Typically \(\psi_n = O_p(N^{-1})\), so it’s a little helpful to define \(\gamma_n := N \psi_n\). We then can write:

\[\phi^{lin}(\gamma) := \phi(\vec{1}) + \frac{1}{N}\sum_{n=1}^N \gamma_n.\]We can now ask what kinds of changes we can produce in \(\phi^{lin}(\gamma)\) by dropping entries from \(\gamma\) (while keeping \(N\) the same), and some of the core conclusions of our paper become obvious. Definitionally, \(\sum_{n=1}^N \gamma_n = 0\). For example, if we drop \(\alpha N\) points, for some fixed \(0 < \alpha < 1\), then the amount we can change the sum \(\frac{1}{N}\sum_{n=1}^N \gamma_n\) does not vanish, no matter how large \(N\) is, and no matter how small \(\alpha\) is. The amount you can change the sum \(\frac{1}{N}\sum_{n=1}^N \gamma_n\) also obviously depends on the tail shape of the distribution of the \(\gamma_n\), as well as their absolute scale. Increasing the scale (i.e., increasing the noise) obviously increases the amount you can change the sum.
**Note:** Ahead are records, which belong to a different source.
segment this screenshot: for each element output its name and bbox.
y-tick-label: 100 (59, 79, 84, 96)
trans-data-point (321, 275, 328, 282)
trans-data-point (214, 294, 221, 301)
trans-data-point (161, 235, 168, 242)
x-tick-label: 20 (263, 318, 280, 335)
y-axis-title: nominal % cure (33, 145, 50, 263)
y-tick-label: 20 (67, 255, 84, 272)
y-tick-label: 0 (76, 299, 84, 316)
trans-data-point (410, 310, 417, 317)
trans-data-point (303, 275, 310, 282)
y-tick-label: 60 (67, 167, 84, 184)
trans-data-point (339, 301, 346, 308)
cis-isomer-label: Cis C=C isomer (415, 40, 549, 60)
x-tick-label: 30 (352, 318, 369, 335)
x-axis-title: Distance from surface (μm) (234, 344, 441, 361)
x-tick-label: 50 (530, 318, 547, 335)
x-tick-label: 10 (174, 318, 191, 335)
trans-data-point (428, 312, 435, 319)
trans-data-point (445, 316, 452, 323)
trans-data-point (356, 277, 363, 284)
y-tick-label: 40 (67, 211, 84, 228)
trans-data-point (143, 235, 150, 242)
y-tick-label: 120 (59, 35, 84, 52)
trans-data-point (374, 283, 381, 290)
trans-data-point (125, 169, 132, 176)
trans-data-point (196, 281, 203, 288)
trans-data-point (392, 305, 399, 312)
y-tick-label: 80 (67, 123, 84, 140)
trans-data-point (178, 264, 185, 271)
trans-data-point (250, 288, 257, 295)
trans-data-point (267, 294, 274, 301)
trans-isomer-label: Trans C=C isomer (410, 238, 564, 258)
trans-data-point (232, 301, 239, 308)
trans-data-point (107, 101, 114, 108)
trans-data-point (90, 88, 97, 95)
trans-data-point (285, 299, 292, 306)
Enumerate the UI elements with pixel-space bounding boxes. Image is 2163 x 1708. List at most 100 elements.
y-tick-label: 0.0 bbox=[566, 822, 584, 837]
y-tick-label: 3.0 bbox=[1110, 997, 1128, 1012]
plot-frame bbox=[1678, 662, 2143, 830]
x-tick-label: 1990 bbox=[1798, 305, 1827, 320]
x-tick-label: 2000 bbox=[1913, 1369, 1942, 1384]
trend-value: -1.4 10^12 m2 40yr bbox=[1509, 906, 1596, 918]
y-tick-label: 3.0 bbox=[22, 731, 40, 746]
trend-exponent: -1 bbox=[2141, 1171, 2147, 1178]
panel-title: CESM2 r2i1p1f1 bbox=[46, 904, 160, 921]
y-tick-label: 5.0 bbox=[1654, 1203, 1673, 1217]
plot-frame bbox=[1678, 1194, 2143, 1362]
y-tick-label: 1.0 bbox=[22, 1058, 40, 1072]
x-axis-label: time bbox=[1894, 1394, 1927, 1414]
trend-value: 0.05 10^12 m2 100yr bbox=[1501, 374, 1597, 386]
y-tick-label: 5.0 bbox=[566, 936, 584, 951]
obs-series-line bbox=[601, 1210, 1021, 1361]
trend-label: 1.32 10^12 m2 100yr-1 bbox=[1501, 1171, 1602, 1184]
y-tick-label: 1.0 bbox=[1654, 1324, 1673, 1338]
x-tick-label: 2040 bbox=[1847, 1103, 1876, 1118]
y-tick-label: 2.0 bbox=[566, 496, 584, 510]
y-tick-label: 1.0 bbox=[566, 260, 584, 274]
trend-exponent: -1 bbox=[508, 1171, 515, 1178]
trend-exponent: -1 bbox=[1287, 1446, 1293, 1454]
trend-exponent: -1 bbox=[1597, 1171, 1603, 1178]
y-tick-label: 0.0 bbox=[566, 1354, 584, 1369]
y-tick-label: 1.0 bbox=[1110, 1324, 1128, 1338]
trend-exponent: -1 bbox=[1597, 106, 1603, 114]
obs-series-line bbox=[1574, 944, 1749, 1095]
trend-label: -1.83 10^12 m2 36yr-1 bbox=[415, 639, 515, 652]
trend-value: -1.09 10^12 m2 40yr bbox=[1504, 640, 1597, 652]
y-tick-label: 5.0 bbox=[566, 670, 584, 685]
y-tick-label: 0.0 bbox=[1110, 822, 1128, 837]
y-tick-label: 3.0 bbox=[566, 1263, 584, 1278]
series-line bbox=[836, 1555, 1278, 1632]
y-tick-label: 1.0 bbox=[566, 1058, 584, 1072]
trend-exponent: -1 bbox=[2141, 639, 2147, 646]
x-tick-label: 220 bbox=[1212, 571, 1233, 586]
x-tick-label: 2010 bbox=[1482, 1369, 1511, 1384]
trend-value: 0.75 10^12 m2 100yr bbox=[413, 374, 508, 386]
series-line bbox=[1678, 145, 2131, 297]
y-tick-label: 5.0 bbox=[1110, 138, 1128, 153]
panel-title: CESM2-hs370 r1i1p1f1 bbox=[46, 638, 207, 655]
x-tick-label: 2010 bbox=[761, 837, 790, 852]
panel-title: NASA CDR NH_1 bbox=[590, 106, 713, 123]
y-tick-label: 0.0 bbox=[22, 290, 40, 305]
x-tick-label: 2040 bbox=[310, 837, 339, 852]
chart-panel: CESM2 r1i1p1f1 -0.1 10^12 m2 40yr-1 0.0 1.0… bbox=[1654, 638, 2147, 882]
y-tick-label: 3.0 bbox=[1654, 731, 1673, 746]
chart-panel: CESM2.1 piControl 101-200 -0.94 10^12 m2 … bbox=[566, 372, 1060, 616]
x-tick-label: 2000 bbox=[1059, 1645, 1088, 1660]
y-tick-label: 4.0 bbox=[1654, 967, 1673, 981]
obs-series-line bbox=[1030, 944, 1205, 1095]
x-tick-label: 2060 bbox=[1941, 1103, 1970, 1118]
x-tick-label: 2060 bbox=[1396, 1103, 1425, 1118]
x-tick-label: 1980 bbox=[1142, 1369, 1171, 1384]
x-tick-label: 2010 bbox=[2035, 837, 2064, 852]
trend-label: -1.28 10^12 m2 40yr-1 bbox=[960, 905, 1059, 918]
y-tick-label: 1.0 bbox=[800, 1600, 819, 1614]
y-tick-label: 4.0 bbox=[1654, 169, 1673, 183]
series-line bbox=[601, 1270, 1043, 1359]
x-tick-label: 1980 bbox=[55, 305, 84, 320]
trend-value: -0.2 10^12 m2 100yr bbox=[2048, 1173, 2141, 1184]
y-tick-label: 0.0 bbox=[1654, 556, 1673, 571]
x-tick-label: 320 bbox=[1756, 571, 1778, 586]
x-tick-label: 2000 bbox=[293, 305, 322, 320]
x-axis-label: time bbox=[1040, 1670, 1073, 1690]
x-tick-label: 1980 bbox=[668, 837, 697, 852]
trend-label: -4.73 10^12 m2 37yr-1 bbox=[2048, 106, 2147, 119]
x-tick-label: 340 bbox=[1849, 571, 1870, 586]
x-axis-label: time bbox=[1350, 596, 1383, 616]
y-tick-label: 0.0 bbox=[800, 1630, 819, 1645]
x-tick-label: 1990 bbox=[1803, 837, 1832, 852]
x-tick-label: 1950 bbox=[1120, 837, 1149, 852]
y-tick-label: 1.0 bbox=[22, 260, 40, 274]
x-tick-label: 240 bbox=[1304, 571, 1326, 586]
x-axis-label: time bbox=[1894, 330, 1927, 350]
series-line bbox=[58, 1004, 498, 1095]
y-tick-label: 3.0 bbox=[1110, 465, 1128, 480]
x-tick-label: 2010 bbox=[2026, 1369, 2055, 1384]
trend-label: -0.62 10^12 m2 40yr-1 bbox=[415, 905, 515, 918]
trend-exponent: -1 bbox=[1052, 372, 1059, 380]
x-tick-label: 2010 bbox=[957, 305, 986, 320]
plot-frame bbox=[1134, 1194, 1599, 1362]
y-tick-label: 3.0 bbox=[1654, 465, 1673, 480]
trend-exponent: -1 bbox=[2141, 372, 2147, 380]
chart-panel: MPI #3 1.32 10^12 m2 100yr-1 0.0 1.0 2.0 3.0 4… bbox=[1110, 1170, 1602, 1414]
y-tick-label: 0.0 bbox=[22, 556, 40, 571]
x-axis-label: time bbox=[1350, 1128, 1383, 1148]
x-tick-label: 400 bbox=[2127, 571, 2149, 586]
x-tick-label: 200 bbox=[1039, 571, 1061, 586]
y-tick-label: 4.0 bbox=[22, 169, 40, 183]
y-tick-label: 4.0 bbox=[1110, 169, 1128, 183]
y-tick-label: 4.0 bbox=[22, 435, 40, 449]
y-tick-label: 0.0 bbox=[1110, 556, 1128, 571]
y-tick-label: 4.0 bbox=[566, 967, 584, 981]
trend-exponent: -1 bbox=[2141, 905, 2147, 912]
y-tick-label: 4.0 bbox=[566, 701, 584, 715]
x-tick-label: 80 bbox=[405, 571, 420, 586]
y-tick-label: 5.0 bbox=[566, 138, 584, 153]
And, for a given scale (i.e., a given \(\frac{1}{N} \sum_{n=1}^N \gamma_n^2)\), you will be able to change the sum by the most when the left-out \(\gamma_n\) all take the same value.

So one way to think about AMIP is this: we provide a good approximation to your original statistic that takes the form of a simple sum over your data. Dropping datapoints corresponds to dropping data from this sum. You can then think about whether dropping sets that are selected in a certain way are reasonable or not in terms of dropping entries from a sum, about which it’s easy to have good intutition!